Interessa a foto de eleição,
E no fim, é o rei da multidão...
Estende o corpo no trono só,
Despe o medo e sorri sem dó,
Interessa a coroa já sem pó,
E no fim, é o rei escolhido por nós...
Acorda, já deste tudo, nada te sobra em luto,
Já é tarde e passa a hora, a nossa hora, a nossa hora.
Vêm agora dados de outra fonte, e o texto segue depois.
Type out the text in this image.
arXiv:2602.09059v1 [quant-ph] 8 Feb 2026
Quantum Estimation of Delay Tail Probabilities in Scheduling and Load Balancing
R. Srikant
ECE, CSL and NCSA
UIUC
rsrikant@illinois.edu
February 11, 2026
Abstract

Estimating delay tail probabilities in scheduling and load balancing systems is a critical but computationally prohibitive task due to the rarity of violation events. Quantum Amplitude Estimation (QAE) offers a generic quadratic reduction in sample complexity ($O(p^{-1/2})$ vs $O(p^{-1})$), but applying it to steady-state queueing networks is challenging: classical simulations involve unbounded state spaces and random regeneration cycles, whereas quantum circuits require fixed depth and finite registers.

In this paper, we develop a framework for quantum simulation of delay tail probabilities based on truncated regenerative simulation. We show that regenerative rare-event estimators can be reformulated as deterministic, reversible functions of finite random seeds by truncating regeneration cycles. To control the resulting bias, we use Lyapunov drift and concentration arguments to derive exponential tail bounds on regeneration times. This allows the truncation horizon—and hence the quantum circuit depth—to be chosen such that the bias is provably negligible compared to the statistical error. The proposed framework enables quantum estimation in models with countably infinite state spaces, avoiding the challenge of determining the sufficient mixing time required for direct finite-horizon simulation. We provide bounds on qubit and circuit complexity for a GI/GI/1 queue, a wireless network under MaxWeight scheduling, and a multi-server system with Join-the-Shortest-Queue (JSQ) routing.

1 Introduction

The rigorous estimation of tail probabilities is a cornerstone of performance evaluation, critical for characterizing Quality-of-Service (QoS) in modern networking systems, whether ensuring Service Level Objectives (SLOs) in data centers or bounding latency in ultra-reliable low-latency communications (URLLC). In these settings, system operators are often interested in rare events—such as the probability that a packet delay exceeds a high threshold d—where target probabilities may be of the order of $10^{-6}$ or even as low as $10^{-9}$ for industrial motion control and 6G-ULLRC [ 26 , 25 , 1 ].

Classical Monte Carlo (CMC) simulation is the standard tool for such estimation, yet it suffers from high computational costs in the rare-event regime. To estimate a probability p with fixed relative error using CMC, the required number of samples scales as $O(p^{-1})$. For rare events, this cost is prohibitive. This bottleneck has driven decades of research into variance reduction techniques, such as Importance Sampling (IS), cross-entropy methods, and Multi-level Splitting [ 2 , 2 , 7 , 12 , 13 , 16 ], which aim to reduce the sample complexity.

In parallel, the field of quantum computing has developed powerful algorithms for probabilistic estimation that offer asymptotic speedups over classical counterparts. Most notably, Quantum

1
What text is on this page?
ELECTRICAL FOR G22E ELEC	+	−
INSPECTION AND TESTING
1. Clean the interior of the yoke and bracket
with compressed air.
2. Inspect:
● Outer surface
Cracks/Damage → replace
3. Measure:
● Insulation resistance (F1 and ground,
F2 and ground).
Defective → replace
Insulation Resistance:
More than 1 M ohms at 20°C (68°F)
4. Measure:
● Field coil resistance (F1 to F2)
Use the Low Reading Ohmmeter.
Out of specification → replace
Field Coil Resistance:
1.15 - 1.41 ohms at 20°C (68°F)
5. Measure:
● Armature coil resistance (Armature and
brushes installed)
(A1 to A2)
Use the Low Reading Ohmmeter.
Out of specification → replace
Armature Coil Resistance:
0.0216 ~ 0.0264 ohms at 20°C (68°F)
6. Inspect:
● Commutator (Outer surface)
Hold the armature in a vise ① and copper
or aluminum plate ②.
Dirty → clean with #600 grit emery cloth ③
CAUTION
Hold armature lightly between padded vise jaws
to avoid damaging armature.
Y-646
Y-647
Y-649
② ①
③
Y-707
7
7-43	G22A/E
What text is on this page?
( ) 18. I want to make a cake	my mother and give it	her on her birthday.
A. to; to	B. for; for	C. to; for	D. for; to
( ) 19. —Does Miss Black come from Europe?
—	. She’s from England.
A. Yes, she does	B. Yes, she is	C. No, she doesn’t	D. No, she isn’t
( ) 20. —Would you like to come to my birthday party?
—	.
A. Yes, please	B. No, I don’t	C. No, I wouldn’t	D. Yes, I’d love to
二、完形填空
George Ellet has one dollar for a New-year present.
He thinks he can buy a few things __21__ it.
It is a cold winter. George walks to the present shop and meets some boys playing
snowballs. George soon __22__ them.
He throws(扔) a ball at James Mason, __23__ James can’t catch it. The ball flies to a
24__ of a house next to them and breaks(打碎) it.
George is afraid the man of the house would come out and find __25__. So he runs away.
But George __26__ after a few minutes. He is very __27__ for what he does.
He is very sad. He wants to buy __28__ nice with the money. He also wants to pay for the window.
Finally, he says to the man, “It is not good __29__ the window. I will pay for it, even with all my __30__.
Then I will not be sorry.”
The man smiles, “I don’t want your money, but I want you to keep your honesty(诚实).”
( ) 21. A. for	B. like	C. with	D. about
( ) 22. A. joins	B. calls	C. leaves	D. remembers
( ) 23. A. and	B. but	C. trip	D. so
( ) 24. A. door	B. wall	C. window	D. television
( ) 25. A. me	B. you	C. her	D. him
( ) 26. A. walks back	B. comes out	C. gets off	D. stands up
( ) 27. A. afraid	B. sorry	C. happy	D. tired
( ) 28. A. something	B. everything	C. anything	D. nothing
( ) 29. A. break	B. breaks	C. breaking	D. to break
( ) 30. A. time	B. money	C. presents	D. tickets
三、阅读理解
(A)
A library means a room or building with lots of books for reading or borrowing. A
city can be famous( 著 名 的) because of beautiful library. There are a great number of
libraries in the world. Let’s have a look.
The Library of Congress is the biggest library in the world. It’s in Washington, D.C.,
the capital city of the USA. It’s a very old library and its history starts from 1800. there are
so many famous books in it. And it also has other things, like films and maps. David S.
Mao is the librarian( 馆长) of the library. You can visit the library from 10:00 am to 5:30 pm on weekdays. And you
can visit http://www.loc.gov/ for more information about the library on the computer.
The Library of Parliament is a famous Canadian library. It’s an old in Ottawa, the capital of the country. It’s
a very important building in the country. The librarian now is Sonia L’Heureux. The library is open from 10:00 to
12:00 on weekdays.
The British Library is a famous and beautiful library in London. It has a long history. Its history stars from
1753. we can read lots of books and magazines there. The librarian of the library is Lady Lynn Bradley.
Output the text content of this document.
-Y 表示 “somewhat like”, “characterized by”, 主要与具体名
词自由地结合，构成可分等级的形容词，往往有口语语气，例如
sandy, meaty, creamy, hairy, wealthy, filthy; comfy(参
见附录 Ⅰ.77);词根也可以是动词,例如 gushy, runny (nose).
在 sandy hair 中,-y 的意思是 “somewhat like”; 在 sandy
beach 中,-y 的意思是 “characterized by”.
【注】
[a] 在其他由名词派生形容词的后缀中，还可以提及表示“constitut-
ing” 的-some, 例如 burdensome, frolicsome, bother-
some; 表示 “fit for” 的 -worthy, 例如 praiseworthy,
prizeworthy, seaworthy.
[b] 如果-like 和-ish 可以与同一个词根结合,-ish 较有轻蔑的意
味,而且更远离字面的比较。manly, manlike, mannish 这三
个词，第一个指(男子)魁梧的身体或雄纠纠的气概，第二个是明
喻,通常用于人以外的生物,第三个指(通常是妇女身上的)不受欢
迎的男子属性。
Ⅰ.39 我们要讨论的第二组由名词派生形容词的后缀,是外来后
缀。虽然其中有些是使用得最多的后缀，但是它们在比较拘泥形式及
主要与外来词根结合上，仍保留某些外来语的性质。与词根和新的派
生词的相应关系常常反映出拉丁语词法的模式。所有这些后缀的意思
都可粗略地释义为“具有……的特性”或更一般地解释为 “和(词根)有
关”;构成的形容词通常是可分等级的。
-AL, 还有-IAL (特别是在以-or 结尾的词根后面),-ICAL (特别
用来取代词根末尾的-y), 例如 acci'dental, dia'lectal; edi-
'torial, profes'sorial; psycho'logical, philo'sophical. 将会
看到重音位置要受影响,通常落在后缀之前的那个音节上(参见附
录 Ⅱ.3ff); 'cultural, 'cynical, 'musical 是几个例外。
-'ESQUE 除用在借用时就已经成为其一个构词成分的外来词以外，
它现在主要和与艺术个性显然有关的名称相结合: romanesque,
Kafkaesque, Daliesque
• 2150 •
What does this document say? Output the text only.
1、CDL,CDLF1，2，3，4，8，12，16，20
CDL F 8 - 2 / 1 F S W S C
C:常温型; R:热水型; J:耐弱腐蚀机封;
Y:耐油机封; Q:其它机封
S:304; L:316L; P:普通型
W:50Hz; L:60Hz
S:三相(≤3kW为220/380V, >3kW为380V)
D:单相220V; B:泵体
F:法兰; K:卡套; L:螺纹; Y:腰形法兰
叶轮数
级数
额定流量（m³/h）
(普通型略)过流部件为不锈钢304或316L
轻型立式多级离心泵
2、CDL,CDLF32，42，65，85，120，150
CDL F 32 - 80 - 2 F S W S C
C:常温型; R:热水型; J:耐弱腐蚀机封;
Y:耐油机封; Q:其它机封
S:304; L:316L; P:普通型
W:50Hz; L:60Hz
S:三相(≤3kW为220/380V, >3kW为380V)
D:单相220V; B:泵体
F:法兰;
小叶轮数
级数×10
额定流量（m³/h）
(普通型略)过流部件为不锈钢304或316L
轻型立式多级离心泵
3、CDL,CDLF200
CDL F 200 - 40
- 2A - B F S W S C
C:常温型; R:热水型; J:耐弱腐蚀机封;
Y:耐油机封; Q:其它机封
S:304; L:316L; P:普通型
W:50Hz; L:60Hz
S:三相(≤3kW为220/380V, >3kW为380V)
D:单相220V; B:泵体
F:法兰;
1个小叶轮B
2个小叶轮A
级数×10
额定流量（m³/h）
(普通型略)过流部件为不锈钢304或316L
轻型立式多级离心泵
Aguenta, que o trono é senda, verme que se alimenta
Do olhar que se contenta, aguenta, não te rendas!
Mente ao estender a mão,
Promessa antiga cai ao chão...
Interessa a boca de opinião,
E mantém-se o rei da multidão...
Cresce o ego, a compulsão,
Despe o medo e o sorriso vão,
Suprime, apaga o cidadão,
E mantém-se o rei da multidão...
Acorda, já deste tudo, nada te sobra em luto,
Já é tarde e passa a hora, a nossa hora, a nossa hora.
Aguenta, que o trono é senda, verme que se alimenta
Do olhar que se contenta, aguenta, não te rendas!
credits
from Colibri,
released January 22, 2016
Copyright 2016 Liane Silva. All Rights Reserved.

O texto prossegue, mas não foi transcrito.